ETFs Are Here to Stay

Exchange-traded funds (“ETFs”) continued to add to their ever-growing market share of available U.S. investment vehicles in 2008. According to the Investment Company Institute (“ICI”), as of November 2008, there are now 721 ETFs with over $478 billion in assets. As a result of the volatility witnessed in the markets during 2008 that led to many ETFs decreasing in market value, ETF assets as a whole decreased by approximately $94 billion ,or – 16.4%, over the prior 12 month period (i.e. November 2007 – November 2008). On the other hand, the total number of ETFs increased by approximately 18% over this same time period. While the 2008 market performance disrupted the asset growth trend for ETFs, it did nothing to stop the upward momentum of the number of ETFs trading in the market which have now grown, on average, approximately 103% per year since 1995.

ETFs also received a lot of media and investor attention during the third and fourth quarters as investors continued to look for short strategies and found them in funds offered by the likes of ProShares and Rydex. For this and other reasons, ETF volume continued to increase during the second half of 2008. In particular, according to Barclays Global Investors, on one of the largest trading days, based on volume, in U.S. history on Monday, September 15, 2008, ETFs accounted for 40% of the trading volume in U.S. equities that day – 40%!
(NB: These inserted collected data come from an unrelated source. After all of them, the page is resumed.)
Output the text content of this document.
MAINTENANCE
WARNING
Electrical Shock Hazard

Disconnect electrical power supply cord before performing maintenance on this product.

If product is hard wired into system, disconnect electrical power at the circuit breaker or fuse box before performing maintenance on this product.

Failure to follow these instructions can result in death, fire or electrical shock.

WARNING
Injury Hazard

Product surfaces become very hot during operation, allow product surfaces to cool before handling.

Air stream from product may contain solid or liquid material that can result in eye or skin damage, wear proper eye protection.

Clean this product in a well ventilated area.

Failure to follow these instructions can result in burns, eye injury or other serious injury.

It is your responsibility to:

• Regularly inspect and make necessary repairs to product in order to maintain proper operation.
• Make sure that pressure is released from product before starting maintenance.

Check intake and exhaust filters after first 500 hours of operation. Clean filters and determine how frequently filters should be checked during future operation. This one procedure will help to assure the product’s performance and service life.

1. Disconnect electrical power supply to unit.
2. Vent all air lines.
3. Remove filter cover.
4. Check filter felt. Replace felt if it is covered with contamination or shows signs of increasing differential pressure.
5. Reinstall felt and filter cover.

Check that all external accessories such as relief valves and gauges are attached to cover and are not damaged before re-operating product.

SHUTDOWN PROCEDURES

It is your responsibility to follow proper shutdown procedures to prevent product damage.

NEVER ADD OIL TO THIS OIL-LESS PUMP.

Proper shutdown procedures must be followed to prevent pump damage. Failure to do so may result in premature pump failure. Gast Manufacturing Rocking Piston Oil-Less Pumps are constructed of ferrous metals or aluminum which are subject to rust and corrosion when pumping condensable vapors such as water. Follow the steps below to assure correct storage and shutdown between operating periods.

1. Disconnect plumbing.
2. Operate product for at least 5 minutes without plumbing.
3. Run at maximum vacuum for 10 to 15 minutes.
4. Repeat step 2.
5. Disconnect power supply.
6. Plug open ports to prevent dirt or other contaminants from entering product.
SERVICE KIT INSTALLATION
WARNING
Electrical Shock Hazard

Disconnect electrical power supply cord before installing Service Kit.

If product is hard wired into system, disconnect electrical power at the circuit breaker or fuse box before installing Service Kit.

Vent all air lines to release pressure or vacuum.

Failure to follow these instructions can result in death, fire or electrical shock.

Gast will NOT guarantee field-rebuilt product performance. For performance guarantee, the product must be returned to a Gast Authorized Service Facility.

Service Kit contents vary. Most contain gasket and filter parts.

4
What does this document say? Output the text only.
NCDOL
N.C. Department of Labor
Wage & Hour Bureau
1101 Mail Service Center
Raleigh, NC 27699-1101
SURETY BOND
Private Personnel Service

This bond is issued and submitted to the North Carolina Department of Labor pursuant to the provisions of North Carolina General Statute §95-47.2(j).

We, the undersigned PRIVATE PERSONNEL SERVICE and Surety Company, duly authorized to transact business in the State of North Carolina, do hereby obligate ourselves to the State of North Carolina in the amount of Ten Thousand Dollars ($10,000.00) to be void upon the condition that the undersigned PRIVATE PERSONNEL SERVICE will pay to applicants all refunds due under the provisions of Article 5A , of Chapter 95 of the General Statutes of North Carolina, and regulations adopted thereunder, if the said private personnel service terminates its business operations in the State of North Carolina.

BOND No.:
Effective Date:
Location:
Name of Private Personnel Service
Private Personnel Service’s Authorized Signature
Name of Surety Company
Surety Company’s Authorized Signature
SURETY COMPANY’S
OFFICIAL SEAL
Needless to say, ETFs are certainly here to say, and are being utilized more and more by retail and institutional investors alike. There are now ETFs and Exchange-traded notes (“ETNs”) that allow investors to invest long, and in certain cases short, in various asset classes, sectors, countries, geographies, commodities, foreign currencies and bond indexes. However, the ETF marketplace has grown at such a rapid rate that many investors and advisors still do not understand the depth of the market or the nuances of the various product structures. I would strongly suggest that these individuals take the time to research this relatively new and innovative product while looking for appropriate ways to use them in their own investment portfolios.